La journée internationale de la Francophonie, célébrée le 20 mars de chaque année, est aussi celle de la langue française aux Nations Unies. Pour les puristes, il va de soi qu’elle ne saurait faire l’économie de ce genre de phrases : « La semaine prochaine, nous allons aborder un sujet vraiment touchy (délicat) ! Il faut donc organiser ASAP un brainstorming avec la team pour faire un visuel vraiment corporate et éviter le bad buzz. Je vous prépare un brief avec quelques screenshots. De votre côté, forwardez-moi un benchmark (une référence). Ajoutez ce projet à votre To do List et pensez à intégrer des KPI (indicateur-clé de performance) pour la partie social media. La deadline est fixée à jeudi prochain, juste après mon premier conf-call de la journée. Ça va être un vrai challenge ! »
Nous n’avons pas pu résister au plaisir de vous concocter un petit texte parsemé d’anglicismes ! Avez-vous réussi à le décrypter ? S’il est un peu caricatural et fait sourire, il n’est tout de même pas si loin de la réalité. Même si la loi Toubon impose depuis 1994 aux entreprises d’utiliser la langue française dans l’ensemble de leurs moyens de communication sur la voie publique. Force est de constater aujourd’hui que les anglicismes ont envahi le monde francophone. Les conversations presque bilingues au sein des entreprises sont devenues banales. En effet, des mots et expressions en anglais se glissent de plus en plus couramment dans nos conversations professionnelles. Volonté de paraître à la mode ou réelle utilité, à vous d’en juger !
En 2018 le français était parlé sur tous les continents par environ 300 millions de personnes dont 235 millions l’utilisent quotidiennement, 90 millions en étant des locuteurs natifs. Toujours en 2018, 80 millions d’élèves et étudiants s’instruisaient en français dans le monde. Elle est une des six langues officielles et de travail de l’ONU, et langue officielle ou de travail de l’Union Européenne et l’Organisation Internationale de la Francophonie. Elle demeure une langue importante de la diplomatie internationale aux côtés de l’anglais.
Mais comme toujours, le complexe d’infériorité des francophones, devenus anglophiles, histoire d’être à la mode, rend de plus en plus difficile la pratique de cette langue dans les pays où elle est pourtant la langue officielle.

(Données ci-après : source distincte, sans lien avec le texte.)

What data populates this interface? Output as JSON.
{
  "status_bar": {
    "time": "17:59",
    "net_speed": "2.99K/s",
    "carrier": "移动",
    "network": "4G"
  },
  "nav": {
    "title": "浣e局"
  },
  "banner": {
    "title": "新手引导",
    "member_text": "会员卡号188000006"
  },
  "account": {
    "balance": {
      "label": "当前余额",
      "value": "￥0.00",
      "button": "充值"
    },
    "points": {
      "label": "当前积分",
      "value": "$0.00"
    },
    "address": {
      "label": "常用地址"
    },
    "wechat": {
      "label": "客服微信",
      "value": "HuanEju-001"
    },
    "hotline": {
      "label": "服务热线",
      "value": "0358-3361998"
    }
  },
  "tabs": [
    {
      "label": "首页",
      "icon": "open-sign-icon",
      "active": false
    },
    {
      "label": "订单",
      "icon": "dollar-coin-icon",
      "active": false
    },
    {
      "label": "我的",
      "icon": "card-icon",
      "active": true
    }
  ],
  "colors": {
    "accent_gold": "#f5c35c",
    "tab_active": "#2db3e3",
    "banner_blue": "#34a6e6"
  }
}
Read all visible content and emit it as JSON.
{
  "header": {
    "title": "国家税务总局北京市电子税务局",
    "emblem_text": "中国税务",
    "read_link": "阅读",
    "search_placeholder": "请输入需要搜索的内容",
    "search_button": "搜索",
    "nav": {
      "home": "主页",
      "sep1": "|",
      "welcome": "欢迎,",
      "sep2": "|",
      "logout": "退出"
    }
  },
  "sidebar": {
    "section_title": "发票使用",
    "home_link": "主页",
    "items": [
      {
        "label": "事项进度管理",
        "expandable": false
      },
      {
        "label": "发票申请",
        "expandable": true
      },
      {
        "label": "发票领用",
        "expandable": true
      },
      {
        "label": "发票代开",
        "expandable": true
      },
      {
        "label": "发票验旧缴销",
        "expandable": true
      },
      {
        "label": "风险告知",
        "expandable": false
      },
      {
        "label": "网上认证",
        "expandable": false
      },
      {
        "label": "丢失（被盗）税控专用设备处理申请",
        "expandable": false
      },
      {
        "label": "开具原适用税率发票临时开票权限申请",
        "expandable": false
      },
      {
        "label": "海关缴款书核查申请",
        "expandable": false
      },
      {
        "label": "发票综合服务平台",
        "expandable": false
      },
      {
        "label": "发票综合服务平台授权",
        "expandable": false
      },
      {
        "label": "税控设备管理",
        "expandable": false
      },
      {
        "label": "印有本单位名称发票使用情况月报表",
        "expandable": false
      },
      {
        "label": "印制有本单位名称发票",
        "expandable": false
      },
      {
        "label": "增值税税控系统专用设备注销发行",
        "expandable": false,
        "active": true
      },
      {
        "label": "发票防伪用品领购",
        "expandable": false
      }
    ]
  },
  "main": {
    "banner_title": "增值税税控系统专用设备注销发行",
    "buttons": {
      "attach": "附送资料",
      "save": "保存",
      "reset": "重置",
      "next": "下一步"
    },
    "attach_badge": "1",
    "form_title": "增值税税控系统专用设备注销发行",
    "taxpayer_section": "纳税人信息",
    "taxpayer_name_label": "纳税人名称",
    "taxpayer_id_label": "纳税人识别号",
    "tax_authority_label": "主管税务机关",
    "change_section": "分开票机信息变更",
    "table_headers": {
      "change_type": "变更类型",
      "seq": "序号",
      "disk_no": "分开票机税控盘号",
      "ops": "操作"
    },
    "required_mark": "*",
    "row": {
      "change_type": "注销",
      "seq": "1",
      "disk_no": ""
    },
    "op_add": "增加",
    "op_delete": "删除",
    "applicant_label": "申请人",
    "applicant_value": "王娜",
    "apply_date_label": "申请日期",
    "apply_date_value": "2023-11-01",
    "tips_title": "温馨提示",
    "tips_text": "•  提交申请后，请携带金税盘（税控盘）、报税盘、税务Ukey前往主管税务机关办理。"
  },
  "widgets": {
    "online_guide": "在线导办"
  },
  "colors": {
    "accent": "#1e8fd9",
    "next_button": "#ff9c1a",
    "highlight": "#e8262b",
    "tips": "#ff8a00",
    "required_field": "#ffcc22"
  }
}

Les réseaux sociaux n’ont pas arrangé les choses. Combien de messages sur ces nouveaux médias n’ont que faire de l’orthographe, du vocabulaire ou de la syntaxe ? Combien de messages, dont le sigle SMS est en anglais, ne lisons-nous pas avec des simplifications en leur ôtant toute leur substance ? Le langage ‟texto” est en train de tuer le français. Il faut réagir, et vite ! Notamment en permettant à l’Afrique, du fait de la croissance démographique et du nombre de personnes usitant la langue de Molière, de mieux l’apprendre.
Le but de la journée de la langue française et de la Francophonie est d’améliorer la prise de conscience et le respect de cette belle langue. Elle doit aider à sa promotion. Mais que faire lorsque ses utilisateurs sont de plus en plus séduits, par l’anglais ? Il est donc temps de revenir aux bases. Ne pas accepter cette idée-reçue tendant à supprimer les règles élémentaires de grammaire, redonner le gout de la lecture aux plus jeunes, à condition que les parents eux-mêmes s’y remettent. C’est comme ça, et pas autrement, que le français retrouvera ses lettres de noblesse. À moins que, à l’instar du latin, nous souhaitions qu’elle devienne une langue morte.